Appraisers in four states — Illinois, Maryland, Missouri, and Nevada –- may not be allowed to consider “distressed sales” (e.g., foreclosures or short sales) when using comps as a part of a residential appraisal. If bills being considered pass, it could put appraisers in the position of choosing whether to violate federal law (Uniform Standards of Professional Appraisal Practice, or USPAP) or these new state laws.

According to the Appraisal Institute, which has the full story:

Not following USPAP could subject the appraiser to having action taken against their license. Therefore, appraisers would have to make the decision to commit a USPAP violation — which in the case of federally related transactions would be a violation of state law — or to violate the law prohibiting the consideration of distressed sales as comparables.
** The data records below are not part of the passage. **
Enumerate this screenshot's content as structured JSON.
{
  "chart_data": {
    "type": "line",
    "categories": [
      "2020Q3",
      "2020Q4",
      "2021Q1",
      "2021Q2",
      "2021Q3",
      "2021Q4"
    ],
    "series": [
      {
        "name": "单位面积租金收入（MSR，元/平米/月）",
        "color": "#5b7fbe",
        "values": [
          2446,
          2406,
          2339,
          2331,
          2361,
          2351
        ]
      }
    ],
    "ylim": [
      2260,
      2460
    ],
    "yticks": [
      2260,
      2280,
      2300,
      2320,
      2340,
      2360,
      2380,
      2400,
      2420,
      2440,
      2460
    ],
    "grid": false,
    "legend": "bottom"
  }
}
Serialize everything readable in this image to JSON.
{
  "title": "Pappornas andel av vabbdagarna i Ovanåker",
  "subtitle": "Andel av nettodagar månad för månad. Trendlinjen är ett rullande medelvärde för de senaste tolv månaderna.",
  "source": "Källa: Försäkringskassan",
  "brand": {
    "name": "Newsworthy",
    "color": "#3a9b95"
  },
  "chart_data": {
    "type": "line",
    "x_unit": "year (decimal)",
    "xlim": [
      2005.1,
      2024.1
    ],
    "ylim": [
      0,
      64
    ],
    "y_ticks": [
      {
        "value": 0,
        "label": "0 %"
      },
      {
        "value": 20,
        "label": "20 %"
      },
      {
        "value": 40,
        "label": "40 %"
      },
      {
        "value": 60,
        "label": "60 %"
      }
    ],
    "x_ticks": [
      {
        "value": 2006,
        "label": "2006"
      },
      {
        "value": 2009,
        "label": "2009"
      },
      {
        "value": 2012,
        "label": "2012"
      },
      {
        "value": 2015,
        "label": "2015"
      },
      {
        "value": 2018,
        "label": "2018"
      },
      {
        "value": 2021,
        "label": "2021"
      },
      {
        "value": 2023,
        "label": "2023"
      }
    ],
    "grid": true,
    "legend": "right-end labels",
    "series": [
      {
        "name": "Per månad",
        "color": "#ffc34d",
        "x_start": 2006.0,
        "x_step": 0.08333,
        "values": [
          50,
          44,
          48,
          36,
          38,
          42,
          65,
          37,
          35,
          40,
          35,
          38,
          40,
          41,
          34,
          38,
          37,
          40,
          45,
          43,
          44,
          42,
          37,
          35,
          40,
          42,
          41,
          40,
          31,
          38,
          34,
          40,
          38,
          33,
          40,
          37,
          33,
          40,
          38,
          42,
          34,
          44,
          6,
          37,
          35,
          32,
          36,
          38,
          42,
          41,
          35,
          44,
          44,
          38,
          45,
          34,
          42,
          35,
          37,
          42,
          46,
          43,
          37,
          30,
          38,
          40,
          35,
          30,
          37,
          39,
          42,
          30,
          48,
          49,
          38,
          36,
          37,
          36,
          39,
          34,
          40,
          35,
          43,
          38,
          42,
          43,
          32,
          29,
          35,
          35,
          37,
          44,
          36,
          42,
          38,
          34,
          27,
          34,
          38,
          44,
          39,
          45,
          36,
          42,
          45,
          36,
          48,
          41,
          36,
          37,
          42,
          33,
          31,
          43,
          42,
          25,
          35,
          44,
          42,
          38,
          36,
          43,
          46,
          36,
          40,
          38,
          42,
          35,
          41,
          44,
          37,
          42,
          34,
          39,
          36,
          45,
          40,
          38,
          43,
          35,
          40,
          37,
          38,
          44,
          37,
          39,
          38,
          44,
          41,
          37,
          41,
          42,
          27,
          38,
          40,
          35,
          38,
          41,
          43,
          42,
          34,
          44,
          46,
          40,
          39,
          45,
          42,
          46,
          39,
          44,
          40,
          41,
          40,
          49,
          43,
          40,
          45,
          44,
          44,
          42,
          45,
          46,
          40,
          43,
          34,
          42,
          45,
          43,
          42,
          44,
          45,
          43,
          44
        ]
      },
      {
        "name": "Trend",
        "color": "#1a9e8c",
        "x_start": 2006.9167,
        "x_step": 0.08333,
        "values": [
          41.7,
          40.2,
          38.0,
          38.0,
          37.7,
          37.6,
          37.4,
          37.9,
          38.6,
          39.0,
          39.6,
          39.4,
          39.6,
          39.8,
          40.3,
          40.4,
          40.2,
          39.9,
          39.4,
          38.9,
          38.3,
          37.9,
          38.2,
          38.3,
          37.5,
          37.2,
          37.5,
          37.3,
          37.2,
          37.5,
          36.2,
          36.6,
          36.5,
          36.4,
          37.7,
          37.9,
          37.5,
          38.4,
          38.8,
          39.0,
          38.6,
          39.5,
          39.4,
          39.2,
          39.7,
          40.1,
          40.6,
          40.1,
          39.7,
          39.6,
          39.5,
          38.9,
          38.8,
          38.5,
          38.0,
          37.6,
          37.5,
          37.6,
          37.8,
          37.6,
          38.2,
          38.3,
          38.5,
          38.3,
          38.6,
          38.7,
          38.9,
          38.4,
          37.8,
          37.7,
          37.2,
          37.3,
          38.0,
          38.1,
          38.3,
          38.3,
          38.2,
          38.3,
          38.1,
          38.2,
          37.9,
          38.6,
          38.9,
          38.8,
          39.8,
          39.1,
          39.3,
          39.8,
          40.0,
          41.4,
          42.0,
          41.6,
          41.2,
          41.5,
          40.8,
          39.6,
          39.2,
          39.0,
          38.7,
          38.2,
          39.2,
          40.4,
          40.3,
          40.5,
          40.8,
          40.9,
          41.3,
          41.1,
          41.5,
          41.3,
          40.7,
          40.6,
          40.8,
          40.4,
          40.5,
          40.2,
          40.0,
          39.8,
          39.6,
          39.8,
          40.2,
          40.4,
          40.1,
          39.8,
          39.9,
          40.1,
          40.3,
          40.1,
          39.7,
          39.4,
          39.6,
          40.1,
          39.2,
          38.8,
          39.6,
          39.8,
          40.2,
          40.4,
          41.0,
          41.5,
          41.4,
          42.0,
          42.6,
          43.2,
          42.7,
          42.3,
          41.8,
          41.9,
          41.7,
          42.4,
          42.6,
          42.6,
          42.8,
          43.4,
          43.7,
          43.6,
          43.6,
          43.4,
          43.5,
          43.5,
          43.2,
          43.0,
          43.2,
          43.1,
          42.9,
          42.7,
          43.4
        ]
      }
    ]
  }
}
Not using distressed sales as comps isn’t an entirely new issue. Based on this thread on the Appraisers Forum, the VA doesn’t allow them to be used when appraising its properties. Writes one participant, discussing a job:

The neighborhood has a mixture of short sales, foreclosures, and normal sales. If I used short sales, the value comes in about $165K. If I used normal sales only, the value is about $210K That’s the difference of whether a buyer wants to deal with the hassles of a short sale. […] Short sales are a marketability issue. Its just like dealing with a property that backs up to a highway.

Appraisers, not surprisingly, aren’t thrilled about these bills.